ドビュッシーは、1862年、フランスのサン・ジェルマン=アン=レーで陶器商を営む家に生まれました。1864年頃、両親は収入の少ない家をたたみ、ドビュッシー一家はパリに移り住むが、不安定な生活は続きました。このような環境の中で育ったドビュッシーは明るく活動的な方ではなく、かなり風変わりな少年だったようです。
ドビュッシーが初めてピアノの手ほどきを受けたのは、1871年、イタリア人のチェルッティーという人物からでした。その後ショパンに習ったことがあるというモテ・ド・フルールヴィル婦人に習い、努力のかいあって、10歳でパリの音楽院に入学を許可されました。学校では優等生タイプではなかったが、個性をいかんなく発揮し、数々の賞を得ました。また、学費を稼ぐため貴族の家のピアノ奏者をする中で、何曲かの歌曲を作曲し、文学や教養の面で多くの良い影響を受けました。
1884年、カンタータ《道楽むすこ》でローマ大賞を授賞し、この頃から後期ロマン主義音楽から次第にはなれ、詩の世界や東洋音楽から多大な影響を受け、型にはまらない(長調でも短調でもない)自由な、新感覚の音楽をつくっていきました。これが、ドビュッシーが見つけ、完成させた印象主義(印象派)の音楽です。初期の代表作は、ピアノ曲《2つのアラベスク》、《ベルガマスク組曲》、歌曲《忘れられた歌》などがあります。また、新鋭作曲家としての地位を決定的にしたのは、カンタータ《選ばれたおとめ》、《弦楽四重奏曲》、管弦楽曲《牧神の午後への前奏曲》などの作品です。
プライベートの面では、1893年に親元から離れてから何人かの女性と恋愛をし、一度結婚をしました。しかしその間に裕福な銀行家バルダックの夫人、エマと愛し合うようになりその複雑な人間関係がセンセーショナルにあつかわれ、その当時、モデル小説まで出されたそうです。

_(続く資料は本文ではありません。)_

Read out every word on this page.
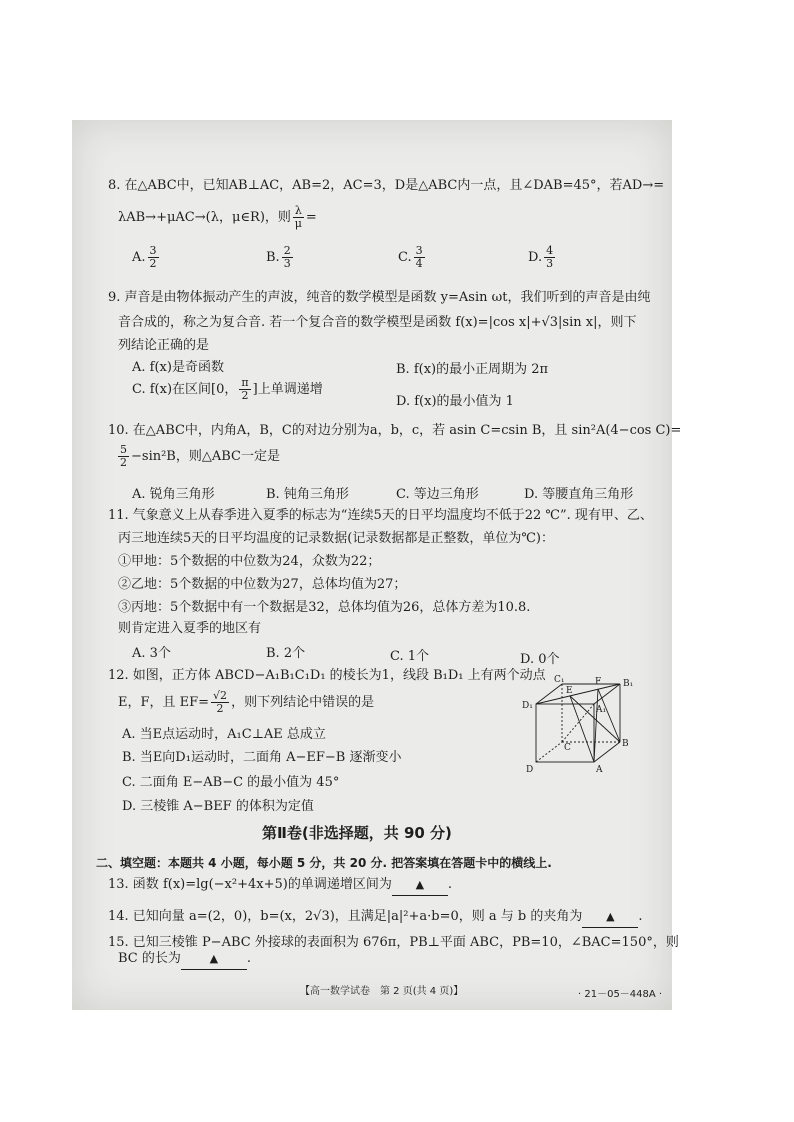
8. 在△ABC中，已知AB⊥AC，AB=2，AC=3，D是△ABC内一点，且∠DAB=45°，若AD→=
λAB→+μAC→(λ，μ∈R)，则 $\frac{\lambda}{\mu}$ =
A. $\frac{3}{2}$	B. $\frac{2}{3}$	C. $\frac{3}{4}$	D. $\frac{4}{3}$
9. 声音是由物体振动产生的声波，纯音的数学模型是函数 y=Asin ωt，我们听到的声音是由纯
音合成的，称之为复合音. 若一个复合音的数学模型是函数 f(x)=|cos x|+√3|sin x|，则下
列结论正确的是
A. f(x)是奇函数	B. f(x)的最小正周期为 2π
C. f(x)在区间[0， $\frac{\pi}{2}$ ]上单调递增
D. f(x)的最小值为 1
10. 在△ABC中，内角A，B，C的对边分别为a，b，c，若 asin C=csin B，且 sin²A(4−cos C)=
$\frac{5}{2} -\sin^2B$，则△ABC一定是
A. 锐角三角形	B. 钝角三角形	C. 等边三角形	D. 等腰直角三角形
11. 气象意义上从春季进入夏季的标志为“连续5天的日平均温度均不低于22 ℃”. 现有甲、乙、
丙三地连续5天的日平均温度的记录数据(记录数据都是正整数，单位为℃)：
①甲地：5个数据的中位数为24，众数为22；
②乙地：5个数据的中位数为27，总体均值为27；
③丙地：5个数据中有一个数据是32，总体均值为26，总体方差为10.8.
则肯定进入夏季的地区有
A. 3个	B. 2个	C. 1个	D. 0个
12. 如图，正方体 ABCD−A₁B₁C₁D₁ 的棱长为1，线段 B₁D₁ 上有两个动点
E，F，且 $EF= \frac{√2}{2}$ ，则下列结论中错误的是
A. 当E点运动时，A₁C⊥AE 总成立
B. 当E向D₁运动时，二面角 A−EF−B 逐渐变小
C. 二面角 E−AB−C 的最小值为 45°
D. 三棱锥 A−BEF 的体积为定值
C₁	F
E
B₁
D₁	A₁
C	B
D	A
第Ⅱ卷(非选择题，共 90 分)
二、填空题：本题共 4 小题，每小题 5 分，共 20 分. 把答案填在答题卡中的横线上.
13. 函数 f(x)=lg(−x²+4x+5)的单调递增区间为 ▲ .
14. 已知向量 a=(2，0)，b=(x，2√3)，且满足|a|²+a·b=0，则 a 与 b 的夹角为 ▲ .
15. 已知三棱锥 P−ABC 外接球的表面积为 676π，PB⊥平面 ABC，PB=10，∠BAC=150°，则
BC 的长为	▲ .
【高一数学试卷　第 2 页(共 4 页)】	· 21－05－448A ·
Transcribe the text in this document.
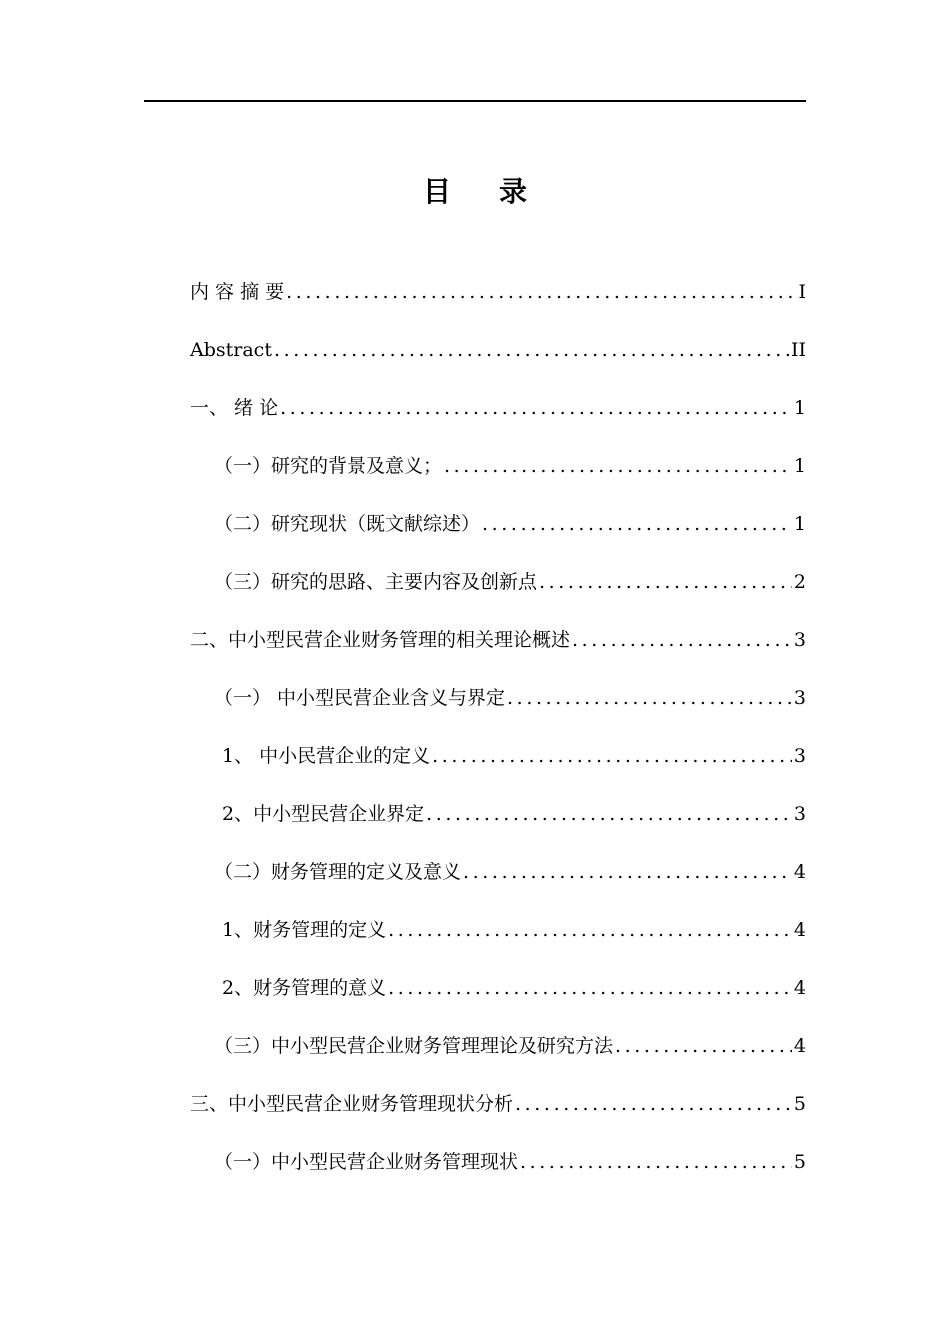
目 录
内 容 摘 要 .....	I
Abstract .....	II
一、 绪 论 .....	1
（一）研究的背景及意义； .....	1
（二）研究现状（既文献综述） .....	1
（三）研究的思路、主要内容及创新点 .....	2
二、中小型民营企业财务管理的相关理论概述 .....	3
（一） 中小型民营企业含义与界定 .....	3
1、 中小民营企业的定义 .....	3
2、中小型民营企业界定 .....	3
（二）财务管理的定义及意义 .....	4
1、财务管理的定义 .....	4
2、财务管理的意义 .....	4
（三）中小型民营企业财务管理理论及研究方法 .....	4
三、中小型民营企业财务管理现状分析 .....	5
（一）中小型民营企业财务管理现状 .....	5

その後エマと結婚し、同時に作曲家として苦しい時期を迎えたがエマとの間に愛娘クロード=エマ(愛称シュシュ)が生まれ、より前向きに作曲活動に打ち込み、シュシュのために1908年、ピアノ曲集《子どもの領分》を捧げました。エマとシュシュの家庭は、平和と喜びに満ちたものでした。
ドビュッシーは、1918年にガンで亡くなるまでに、オペラ《ペレアスとメリザンド》や、ピアノ曲《版画》、《映像》など、ほかにもたくさんの管弦楽曲、ピアノ曲、歌曲などを残しました。型にはまりがちだった19世紀ロマン派から抜け出し、長、短調よりもっと自由な旋法を見つけ出したドビュッシーは、音階法にとらわれない、音の響きを前面に出した作曲法で、音楽を解放したといえるでしょう。ドビュッシーの個性的で自由な感性を抜きにして、20世紀の音楽の歴史は語れません。そして、同じ20世紀に音楽に携わるものとして、改めて敬意を表します。